Wednesday, December 14, 2011

Portrait of the Week - Deborah Malbone Hunter

Dearest Readers
It's back to Rhode Island and artist Cosmo Alexander, we give you his portrait of Deborah Malbone Hunter of Newport for your consideration.  This portrait painted in 1769 is owned by the Preservation Society of Newport County.  Deborah was 30 when this was painted, eight years after her marriage to William Hunt (my guess also the age of her daughter in the painting).

Lots of things to notice here.  It almost looks like our artist is trying to adopt that "classical studio look" that Copley so often used, but doesn't quite get it.  From the neck up, he captures it -- that no jewelry, natural hair look, but from the neck down, we have a perfect example of a period gown rather than the drapey robe you frequently see in the classical type portraits.  Who knows whether this was the artist's choice or that of the sitter, but either way, there are lots of clothing details to ponder.

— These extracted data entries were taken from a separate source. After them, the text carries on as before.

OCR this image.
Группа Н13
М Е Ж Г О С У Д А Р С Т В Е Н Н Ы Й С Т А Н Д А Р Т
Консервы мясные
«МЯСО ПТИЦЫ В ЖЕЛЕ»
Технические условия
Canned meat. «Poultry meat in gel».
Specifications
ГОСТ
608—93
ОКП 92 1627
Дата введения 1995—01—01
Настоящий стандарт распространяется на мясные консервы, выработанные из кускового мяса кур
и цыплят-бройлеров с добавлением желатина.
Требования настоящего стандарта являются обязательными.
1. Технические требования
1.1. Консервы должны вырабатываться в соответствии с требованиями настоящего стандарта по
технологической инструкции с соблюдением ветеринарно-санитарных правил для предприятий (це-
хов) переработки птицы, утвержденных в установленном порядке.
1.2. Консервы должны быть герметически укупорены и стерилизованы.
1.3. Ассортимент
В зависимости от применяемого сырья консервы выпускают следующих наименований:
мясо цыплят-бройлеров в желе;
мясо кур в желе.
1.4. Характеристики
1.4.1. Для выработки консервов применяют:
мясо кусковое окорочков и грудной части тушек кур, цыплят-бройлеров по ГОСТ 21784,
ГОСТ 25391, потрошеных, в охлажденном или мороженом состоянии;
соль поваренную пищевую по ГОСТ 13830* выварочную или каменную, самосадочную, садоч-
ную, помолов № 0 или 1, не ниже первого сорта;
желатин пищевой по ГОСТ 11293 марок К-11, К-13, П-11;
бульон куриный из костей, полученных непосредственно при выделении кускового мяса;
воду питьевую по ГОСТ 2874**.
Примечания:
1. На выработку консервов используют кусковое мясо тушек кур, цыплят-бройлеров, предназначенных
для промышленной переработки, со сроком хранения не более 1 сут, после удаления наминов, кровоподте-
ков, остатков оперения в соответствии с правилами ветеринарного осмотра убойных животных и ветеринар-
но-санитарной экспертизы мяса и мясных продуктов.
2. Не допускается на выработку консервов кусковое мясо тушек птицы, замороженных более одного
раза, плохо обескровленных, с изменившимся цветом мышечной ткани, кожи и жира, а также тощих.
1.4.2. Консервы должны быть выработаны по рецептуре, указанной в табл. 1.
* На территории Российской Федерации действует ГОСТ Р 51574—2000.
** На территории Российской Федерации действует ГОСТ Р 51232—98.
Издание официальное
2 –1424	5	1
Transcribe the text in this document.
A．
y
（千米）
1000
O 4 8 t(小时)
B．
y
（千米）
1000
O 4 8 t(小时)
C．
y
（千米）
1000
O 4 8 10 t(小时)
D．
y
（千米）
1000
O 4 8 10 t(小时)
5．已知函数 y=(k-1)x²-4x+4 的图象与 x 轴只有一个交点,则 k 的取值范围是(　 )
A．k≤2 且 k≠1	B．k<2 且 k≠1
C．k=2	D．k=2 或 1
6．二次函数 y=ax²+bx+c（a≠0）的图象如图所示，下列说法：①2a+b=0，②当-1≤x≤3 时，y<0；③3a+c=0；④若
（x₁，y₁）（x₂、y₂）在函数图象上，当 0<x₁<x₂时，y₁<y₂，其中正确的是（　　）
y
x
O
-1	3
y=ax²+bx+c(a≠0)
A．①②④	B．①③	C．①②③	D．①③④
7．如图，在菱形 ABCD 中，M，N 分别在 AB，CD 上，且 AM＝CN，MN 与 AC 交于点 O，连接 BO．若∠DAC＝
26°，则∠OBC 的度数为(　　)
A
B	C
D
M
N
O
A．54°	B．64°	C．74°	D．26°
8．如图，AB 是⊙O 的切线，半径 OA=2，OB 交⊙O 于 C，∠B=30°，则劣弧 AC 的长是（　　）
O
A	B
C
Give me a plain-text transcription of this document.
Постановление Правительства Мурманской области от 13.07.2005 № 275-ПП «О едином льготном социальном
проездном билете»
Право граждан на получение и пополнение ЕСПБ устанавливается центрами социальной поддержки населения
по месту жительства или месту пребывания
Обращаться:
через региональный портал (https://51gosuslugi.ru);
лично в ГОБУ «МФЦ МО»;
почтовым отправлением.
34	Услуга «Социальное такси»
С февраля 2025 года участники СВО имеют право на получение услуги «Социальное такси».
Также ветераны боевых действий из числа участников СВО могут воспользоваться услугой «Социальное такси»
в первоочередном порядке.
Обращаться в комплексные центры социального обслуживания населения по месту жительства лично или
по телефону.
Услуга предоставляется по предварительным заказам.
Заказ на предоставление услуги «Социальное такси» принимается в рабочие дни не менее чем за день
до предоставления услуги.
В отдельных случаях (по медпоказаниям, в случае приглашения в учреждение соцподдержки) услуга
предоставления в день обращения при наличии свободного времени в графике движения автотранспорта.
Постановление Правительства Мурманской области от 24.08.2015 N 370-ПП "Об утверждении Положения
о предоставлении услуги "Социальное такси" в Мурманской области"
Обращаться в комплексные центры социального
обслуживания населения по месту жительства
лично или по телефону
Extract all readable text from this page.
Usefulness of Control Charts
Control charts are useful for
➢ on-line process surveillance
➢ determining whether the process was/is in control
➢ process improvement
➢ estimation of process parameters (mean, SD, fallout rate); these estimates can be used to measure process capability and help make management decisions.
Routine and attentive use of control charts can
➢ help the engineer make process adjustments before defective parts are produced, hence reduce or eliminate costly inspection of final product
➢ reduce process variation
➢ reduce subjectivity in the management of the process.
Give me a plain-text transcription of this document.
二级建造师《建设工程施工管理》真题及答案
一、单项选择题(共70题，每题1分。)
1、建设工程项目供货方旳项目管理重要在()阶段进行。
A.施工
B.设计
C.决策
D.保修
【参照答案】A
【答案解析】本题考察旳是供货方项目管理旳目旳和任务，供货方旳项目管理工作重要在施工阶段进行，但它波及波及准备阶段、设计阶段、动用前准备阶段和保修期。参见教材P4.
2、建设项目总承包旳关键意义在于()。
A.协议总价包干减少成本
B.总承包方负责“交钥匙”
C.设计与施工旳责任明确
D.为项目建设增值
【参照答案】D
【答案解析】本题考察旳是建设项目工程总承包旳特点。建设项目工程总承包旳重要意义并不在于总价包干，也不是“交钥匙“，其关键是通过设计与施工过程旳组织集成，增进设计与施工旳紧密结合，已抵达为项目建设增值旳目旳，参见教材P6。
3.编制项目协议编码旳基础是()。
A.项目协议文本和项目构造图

We see the ribbon trim on her sleeves -- set several inches above the sleeve flounces - similar to the sleeve treatment we saw in Eunice Devotion's portrait

Again we see the sheerest linen used for her handkerchief, and her very finely made shift sleeves showing from under her sleeve flounces.

We also have the opportunity to look at the clothing of her daughter.  The artist shows us the seaming in the bodice of her back fastening gown and the simple but lovely sleeve treatment.  Of particular note is the daughter's beautiful posture and the width of her chest - possibly the result of wearing stays since birth as well as the watchful eye of her mother - making sure her daughter carried herself in an manner appropriate to her station. Her gown is simply adorned and she wears no handkerchief, which is pretty typical in portraits of young girls.

So are you seeing a trend in the clothing of our New England woman?  Over the coming weeks we will look at women from the other colonies as well as to compare them to English women of the same time period.


Mrs. S


1 comment:

  1. The color on the front section of the girl's bodice is different, both from the sides and sleeves, and the bit of skir that shows. Is that an overlay of sheer silk or linen, or a bibbed apron pinned up that matches the cut of the gown perfectly?